Ugh, the weather, amiright?


Hello. I’m one of your coworkers at one of the many nondescript offices throughout America. I’m only happy for a few non-consecutive days in May and September when the weather is mild and causes no friction whatsoever. The rest of the time, I’m miserable and cannot stop complaining about it.

My big thing right now is the unbearable heat and humidity that besets us like Satan’s yoke. Do you know it’s really the humidity that’s worse than the heat? Did you know that? Every morning, when I drag myself into the office, I’ll say “It’s so gross outside” to whoever will listen. At lunch, I’ll tell everyone I don’t even want to go outside because it’s “so disgusting.”

After June 21, expect a daily reminder from me that it’s getting darker a little earlier every day.

In the spring, the weather can be OK except for allergies. I won’t be able to breathe, but luckily, I’ll be able to get just enough air into my lungs that I can bitch about it constantly.

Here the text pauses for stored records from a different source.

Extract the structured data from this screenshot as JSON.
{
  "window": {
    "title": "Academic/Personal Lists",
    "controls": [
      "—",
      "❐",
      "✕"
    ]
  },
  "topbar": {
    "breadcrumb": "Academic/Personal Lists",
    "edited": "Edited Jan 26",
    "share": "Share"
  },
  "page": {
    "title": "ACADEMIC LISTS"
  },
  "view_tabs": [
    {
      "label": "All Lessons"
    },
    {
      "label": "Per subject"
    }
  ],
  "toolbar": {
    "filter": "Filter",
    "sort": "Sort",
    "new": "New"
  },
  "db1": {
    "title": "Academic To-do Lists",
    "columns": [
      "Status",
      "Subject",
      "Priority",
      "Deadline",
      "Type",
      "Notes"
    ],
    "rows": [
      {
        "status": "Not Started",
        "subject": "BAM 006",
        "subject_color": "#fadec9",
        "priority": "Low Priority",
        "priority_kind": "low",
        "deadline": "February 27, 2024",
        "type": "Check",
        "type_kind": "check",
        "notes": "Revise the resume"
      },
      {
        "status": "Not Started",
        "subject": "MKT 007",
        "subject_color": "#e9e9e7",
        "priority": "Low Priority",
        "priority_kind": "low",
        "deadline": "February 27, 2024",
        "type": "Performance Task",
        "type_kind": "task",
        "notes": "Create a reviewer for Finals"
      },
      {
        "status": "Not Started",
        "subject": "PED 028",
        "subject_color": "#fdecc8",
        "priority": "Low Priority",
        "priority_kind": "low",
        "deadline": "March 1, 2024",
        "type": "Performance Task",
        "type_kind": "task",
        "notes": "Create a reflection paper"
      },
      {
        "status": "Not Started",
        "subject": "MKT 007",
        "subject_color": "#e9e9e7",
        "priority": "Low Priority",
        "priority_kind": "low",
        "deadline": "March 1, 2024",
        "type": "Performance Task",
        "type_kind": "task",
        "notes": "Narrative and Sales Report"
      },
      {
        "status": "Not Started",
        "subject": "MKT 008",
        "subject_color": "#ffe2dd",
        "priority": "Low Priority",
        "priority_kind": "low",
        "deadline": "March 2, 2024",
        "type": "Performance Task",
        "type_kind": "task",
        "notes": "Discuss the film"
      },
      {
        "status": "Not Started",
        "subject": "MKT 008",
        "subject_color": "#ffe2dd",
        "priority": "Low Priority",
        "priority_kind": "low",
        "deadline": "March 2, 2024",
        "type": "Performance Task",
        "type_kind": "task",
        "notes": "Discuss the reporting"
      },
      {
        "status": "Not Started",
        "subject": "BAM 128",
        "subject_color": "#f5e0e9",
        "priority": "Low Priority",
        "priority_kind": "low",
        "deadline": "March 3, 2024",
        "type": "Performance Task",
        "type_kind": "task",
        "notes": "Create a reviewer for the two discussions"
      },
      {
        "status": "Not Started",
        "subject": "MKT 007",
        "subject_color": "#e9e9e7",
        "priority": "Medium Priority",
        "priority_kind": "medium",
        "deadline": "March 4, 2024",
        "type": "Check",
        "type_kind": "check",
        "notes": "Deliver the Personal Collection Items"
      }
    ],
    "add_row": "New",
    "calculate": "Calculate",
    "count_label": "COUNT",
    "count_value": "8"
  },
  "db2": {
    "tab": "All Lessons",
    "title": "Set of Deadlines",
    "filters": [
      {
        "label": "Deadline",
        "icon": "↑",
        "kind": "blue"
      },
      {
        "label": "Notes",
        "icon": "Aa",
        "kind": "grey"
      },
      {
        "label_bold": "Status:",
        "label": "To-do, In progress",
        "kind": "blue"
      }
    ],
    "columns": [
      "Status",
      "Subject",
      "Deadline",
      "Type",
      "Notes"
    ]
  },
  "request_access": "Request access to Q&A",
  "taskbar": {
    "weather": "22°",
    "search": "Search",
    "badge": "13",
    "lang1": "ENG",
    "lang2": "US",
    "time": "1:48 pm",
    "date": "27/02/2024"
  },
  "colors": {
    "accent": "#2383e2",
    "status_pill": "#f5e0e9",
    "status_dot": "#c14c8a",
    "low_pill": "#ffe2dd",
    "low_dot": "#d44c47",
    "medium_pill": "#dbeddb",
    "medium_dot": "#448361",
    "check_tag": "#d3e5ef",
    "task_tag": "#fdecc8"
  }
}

Sometimes in the spring, we’ll get a lot of rain. It will feel like it’s been raining every weekend, a fact I’ll point out at every meeting. Even if we get a beautiful Friday, you’ll hear my Eeyore-like warning that we should “enjoy it now, because it’s going to pour on Saturday and Sunday.”

Fall brings its own set of miserable problems. I just can’t decide what to wear because it’s either volcanically hot or glacially cold. Then there’s fog. I’ll be late to work because Action News said visibility is half a mile, and I don’t know how I’m supposed to drive when I can only see 2,640 feet in front of my face. So you can lead that meeting in my place.

But winter bedevils me most of all. Whenever people are discussing the latest dire snow totals in the hallways, expect me to top those forecasts. “I heard two to four,” you’ll say. I’ll jump out of nowhere and groaningly counter with “I heard four to eight” after getting my news from Worry Bead Networks. Whenever I hear a coworker speaking about plans for the weekend, defiant despite the possibility of snow or black ice, I’ll say, “Oh, you’re not going anywhere” with an unsolicited smirk and chuckle. I’ll be 90 minutes late every day because “they never plow.”

I will be in highest dudgeon when it snows in March, when you will hear my keening grief seep into the cubicles and offices. “Why, I thought we were done with this,” I’ll say. “They said we were.” If it isn’t sunny and at least 65º on the first day of spring, forget about getting any work done. You won’t be able to hear yourself think over my moaning “It’s supposed to be spring!”

There are other weather issues: aesthetically unpleasing forms of clouds, severe drizzle, breezes that are far from balmy, skies that are either too blue or not blue enough. Expect me to comment at length on all of them.

Just as a reminder, please keep the heat to 78º and the central air to 66º.